CommentsGUEST WORDS-First let me declare that I am a liberal and a lifelong supporter of the Democratic Party. And I have voted for most tax increases in the past for schools, infrastructure and the like.
Not this time.
I’m fed up with our political “leaders” and their patrons – developers and union interests that treat local politics as their piggy bank. We’ve all seen the absurdly lavish salaries, from the DWP to City Hall, and the shockingly generous pensions and lifetime health insurance they bestow upon themselves. Personally, I just received notice of a 29% increase in my health insurance. And yet I am being asked to fork over more taxes?
I don’t think so. Not until some balance returns to the system.
The problem is corruption across the whole spectrum of local government that sees the few (the political class and their patrons) benefit off the backs of millions of taxpayers who get no say, and no seat at the table.
It was reported that Herb Wesson (president of the City Council) abruptly cut off the public commentary phase at a recent hearing. As in: please shut up and go away you annoying peons. Arrogant? You decide.
I live on the eastside and read recently that the city has simply given up on EVER repairing the concrete streets we have in this part of town because they are too expensive to fix. Huh? The city to whom I pay thousands each year in property and other taxes can’t do the most basic thing like fix the streets?
So that is why I am asking you: why continue to be a sucker?
Why continue to be an enabler? Why not stand up and say: no more tax increases until some balance finds its way back into the equation.
Ask yourself this: what are the great ideas our local public servants have in mind for the gigantic sums of money they haul in now? (LA City alone has an $8.7 BILLION budget). Fix our streets? Repair sidewalks? As if.
No, they want to commit billions to bringing the Olympics here and removing concrete from the sides of the LA River -- concrete installed to control flooding, which the LA Times just reported remains a long term threat.
It’s just plain nuts. LA is like a homeowner whose house has holes in the roof, termites, leaky plumbing – and decides to build a shiny new pool! It would be funny except it isn’t anymore.
The joke is on us unless we speak up and demand they begin to address OUR basic needs. If not we’ll find ourselves living in a third world city with ruble for streets, failed infrastructure, and banana republic politics.

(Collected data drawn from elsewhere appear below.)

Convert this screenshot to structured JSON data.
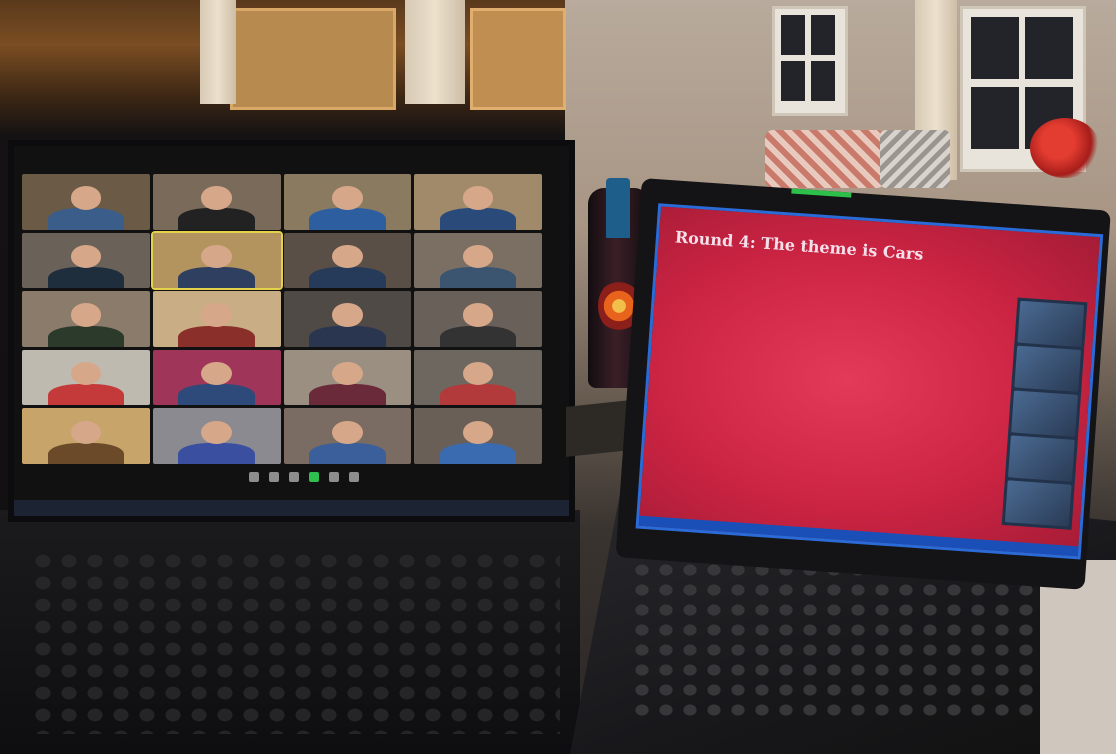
{
  "slide": {
    "title": "Round 4: The theme is Cars"
  },
  "colors": {
    "slide_background": "#cc2443",
    "slide_border": "#2b6bd8",
    "zoom_active_border": "#e3d24a",
    "windows_taskbar": "#1a4fb8"
  },
  "zoom_gallery": {
    "participant_tiles": 20,
    "active_speaker_tile": 6
  }
}
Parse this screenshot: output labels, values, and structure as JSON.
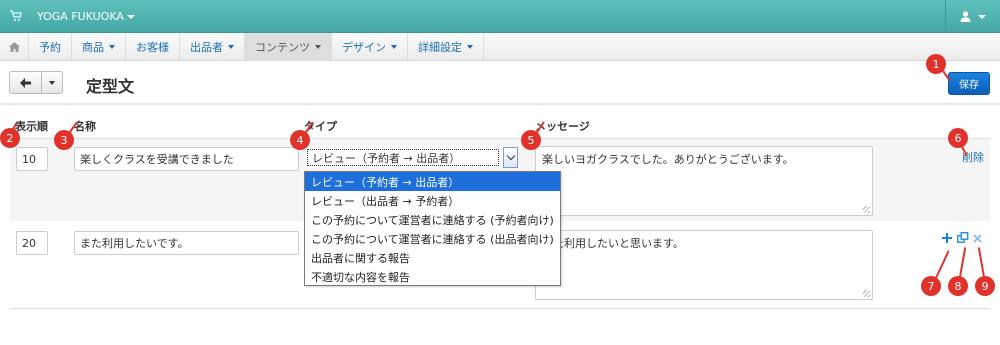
{
  "topbar": {
    "brand": "YOGA FUKUOKA",
    "cart_icon": "cart-icon",
    "user_icon": "user-icon"
  },
  "nav": [
    {
      "label": "予約",
      "has_caret": false
    },
    {
      "label": "商品",
      "has_caret": true
    },
    {
      "label": "お客様",
      "has_caret": false
    },
    {
      "label": "出品者",
      "has_caret": true
    },
    {
      "label": "コンテンツ",
      "has_caret": true,
      "active": true
    },
    {
      "label": "デザイン",
      "has_caret": true
    },
    {
      "label": "詳細設定",
      "has_caret": true
    }
  ],
  "header": {
    "title": "定型文",
    "save_label": "保存"
  },
  "columns": {
    "order": "表示順",
    "name": "名称",
    "type": "タイプ",
    "message": "メッセージ"
  },
  "rows": [
    {
      "order": "10",
      "name": "楽しくクラスを受講できました",
      "type": "レビュー（予約者 → 出品者）",
      "message": "楽しいヨガクラスでした。ありがとうございます。",
      "delete_label": "削除"
    },
    {
      "order": "20",
      "name": "また利用したいです。",
      "type": "",
      "message": "また利用したいと思います。"
    }
  ],
  "type_options": [
    "レビュー（予約者 → 出品者）",
    "レビュー（出品者 → 予約者）",
    "この予約について運営者に連絡する (予約者向け)",
    "この予約について運営者に連絡する (出品者向け)",
    "出品者に関する報告",
    "不適切な内容を報告"
  ],
  "row_actions": {
    "add_icon": "plus-icon",
    "copy_icon": "copy-icon",
    "remove_icon": "close-icon"
  },
  "callouts": [
    "1",
    "2",
    "3",
    "4",
    "5",
    "6",
    "7",
    "8",
    "9"
  ],
  "colors": {
    "topbar": "#4fb3af",
    "link": "#1a6fb5",
    "primary": "#0d6cc9",
    "callout": "#e0312b",
    "selected": "#1e6fd9"
  }
}
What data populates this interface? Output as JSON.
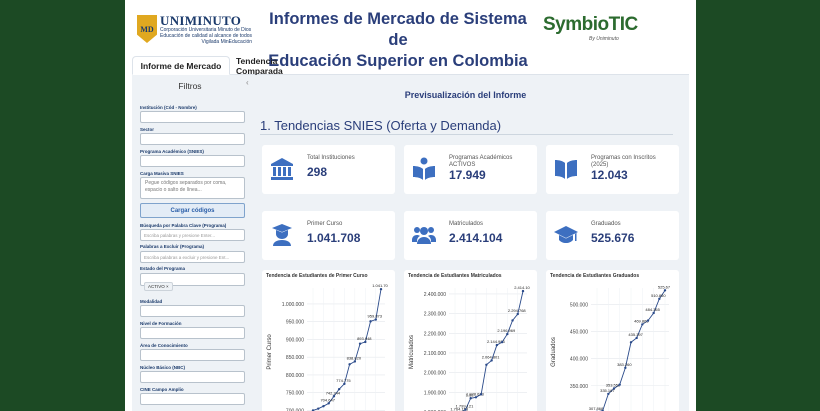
{
  "header": {
    "logo_left": {
      "name": "UNIMINUTO",
      "line1": "Corporación Universitaria Minuto de Dios",
      "line2": "Educación de calidad al alcance de todos",
      "line3": "Vigilada MinEducación"
    },
    "title_line1": "Informes de Mercado de Sistema de",
    "title_line2": "Educación Superior en Colombia",
    "logo_right": {
      "name": "SymbioTIC",
      "by": "By Uniminuto"
    }
  },
  "tabs": [
    {
      "label": "Informe de Mercado"
    },
    {
      "label": "Tendencia Comparada"
    }
  ],
  "sidebar": {
    "title": "Filtros",
    "collapse_icon": "chevron-left-icon",
    "fields": {
      "institucion": {
        "label": "Institución (Cód - Nombre)",
        "value": ""
      },
      "sector": {
        "label": "Sector",
        "value": ""
      },
      "programa": {
        "label": "Programa Académico (SNIES)",
        "value": ""
      },
      "carga_masiva": {
        "label": "Carga Masiva SNIES",
        "placeholder": "Pegue códigos separados por coma, espacio o salto de línea..."
      },
      "cargar_button": "Cargar códigos",
      "busqueda": {
        "label": "Búsqueda por Palabra Clave (Programa)",
        "placeholder": "Escriba palabras y presione Enter..."
      },
      "excluir": {
        "label": "Palabras a Excluir (Programa)",
        "placeholder": "Escriba palabras a excluir y presione Ent..."
      },
      "estado": {
        "label": "Estado del Programa",
        "chip": "ACTIVO ×"
      },
      "modalidad": {
        "label": "Modalidad",
        "value": ""
      },
      "nivel": {
        "label": "Nivel de Formación",
        "value": ""
      },
      "area": {
        "label": "Área de Conocimiento",
        "value": ""
      },
      "nbc": {
        "label": "Núcleo Básico (NBC)",
        "value": ""
      },
      "cine": {
        "label": "CINE Campo Amplio",
        "value": ""
      }
    }
  },
  "main": {
    "preview_title": "Previsualización del Informe",
    "section_title": "1. Tendencias SNIES (Oferta y Demanda)",
    "cards": [
      {
        "label": "Total Instituciones",
        "value": "298",
        "icon": "institution-icon"
      },
      {
        "label": "Programas Académicos ACTIVOS",
        "value": "17.949",
        "icon": "book-reader-icon"
      },
      {
        "label": "Programas con Inscritos (2025)",
        "value": "12.043",
        "icon": "open-book-icon"
      },
      {
        "label": "Primer Curso",
        "value": "1.041.708",
        "icon": "graduate-user-icon"
      },
      {
        "label": "Matriculados",
        "value": "2.414.104",
        "icon": "users-icon"
      },
      {
        "label": "Graduados",
        "value": "525.676",
        "icon": "graduation-cap-icon"
      }
    ]
  },
  "chart_data": [
    {
      "type": "line",
      "title": "Tendencia de Estudiantes de Primer Curso",
      "ylabel": "Primer Curso",
      "yticks": [
        "1.000.000",
        "950.000",
        "900.000",
        "850.000",
        "800.000",
        "750.000",
        "700.000"
      ],
      "ylim": [
        690000,
        1045000
      ],
      "values": [
        700000,
        705000,
        712000,
        720000,
        740000,
        760000,
        775000,
        830000,
        838000,
        888000,
        893000,
        951000,
        956000,
        1041708
      ],
      "data_labels": [
        "",
        "",
        "",
        "704.647",
        "742.244",
        "",
        "774.775",
        "",
        "838.820",
        "",
        "893.948",
        "",
        "959.873",
        "1.041.70"
      ],
      "color": "#2a4a8a"
    },
    {
      "type": "line",
      "title": "Tendencia de Estudiantes Matriculados",
      "ylabel": "Matriculados",
      "yticks": [
        "2.400.000",
        "2.300.000",
        "2.200.000",
        "2.100.000",
        "2.000.000",
        "1.900.000",
        "1.800.000"
      ],
      "ylim": [
        1790000,
        2430000
      ],
      "values": [
        1794000,
        1797000,
        1812000,
        1870000,
        1875000,
        1890000,
        2040000,
        2062000,
        2140000,
        2155000,
        2196000,
        2265000,
        2298000,
        2414104
      ],
      "data_labels": [
        "",
        "1.764.153",
        "1.799.121",
        "1.88",
        "1.878.633",
        "",
        "",
        "2.064.801",
        "2.144.983",
        "",
        "2.196.969",
        "",
        "2.294.768",
        "2.414.10"
      ],
      "color": "#2a4a8a"
    },
    {
      "type": "line",
      "title": "Tendencia de Estudiantes Graduados",
      "ylabel": "Graduados",
      "yticks": [
        "500.000",
        "450.000",
        "400.000",
        "350.000",
        "300.000"
      ],
      "ylim": [
        298000,
        530000
      ],
      "values": [
        302000,
        304000,
        335000,
        345000,
        352000,
        383000,
        430000,
        438000,
        463000,
        470000,
        484000,
        510000,
        525676
      ],
      "data_labels": [
        "307.868",
        "",
        "335.167",
        "353.552",
        "",
        "383.260",
        "",
        "435.397",
        "469.865",
        "",
        "484.365",
        "510.850",
        "525.67"
      ],
      "color": "#2a4a8a"
    }
  ]
}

Oops. We’re already there.
So I am voting against most tax increases, and I urge you to do the same until some accountability returns to the system. And it’s not just on philosophical terms. It’s also on the “merits” and fine print of most of these issues.
Case in point: Measure M.
I’m all for a wise and sensible plan for a comprehensive public transportation system for LA and surrounding cities, and could support a tax increase to achieve this. But the key phrase is “a wise and sensible plan.”
Measure M is neither. Forget the fact that we are being asked to increase our sales tax to a full 2% of every dollar spent -- FOREVER. As in no sunset clause. As in: this-tax-will-never-ever-ever-stop. Forever. Taylor Swift should write a song about it.
But my fundamental problem is not with the tax. It’s with what’s planned for it.
Basically the idea is to build a few more choo-choo trains. This when Metro admits there has been a 10% drop in transit boardings from 2006 to 2015 despite a 9 BILLION dollar investment. They like to point to a small uptick of ridership on the new Red line, without explaining how the last 9 billion they spent led to a 10% DROP. Despite population grown in the millions?
We have at least 1200 square miles to serve in the greater LA region. Rail transit works well when areas served are geographically dense, and riders are close enough to walk to stations. But this will never be the case in LA.
The whole multi-billion dollar scheme is based on a faulty premise and last-century thinking.
I have a radical proposal: forget choo-choos. We should embrace next-century thinking. Why not think outside the box and invest in a system of automated, driverless units that work like Uber. Call them transport pods. Get Elon Musk and the best minds from Silicon Valley to design a “driverless, people mover system” that carries 6-8 people each. It could be like a small van with three rows of seats. And they would be electric.
We could afford tens of thousands of these for less than the price of a few absurdly inefficient trains. They could roam they city 24/7 like Uber drivers do now, and you would hail them with an app. There would be a share component so that open seats would be matched with other riders coming and going. Plus there would be room for transporting groceries etc. And they would take you from point to point.
Far fetched you say?
Uber’s driverless cars will be on the road within five years. This plan could be up and running in ten years or less, DECADES sooner that the choo-choos proposed and we could have an emission free, smart system that would really work.
Forget last century thinking and wasting billions on a system destined to fail. Vote No on Measure M, and take a hard look at the other tax increases they want you to approve.
And pass the stoopid test.
(Michael Wilson is a director and producer who has lived in Los Angeles for thirty-five years.)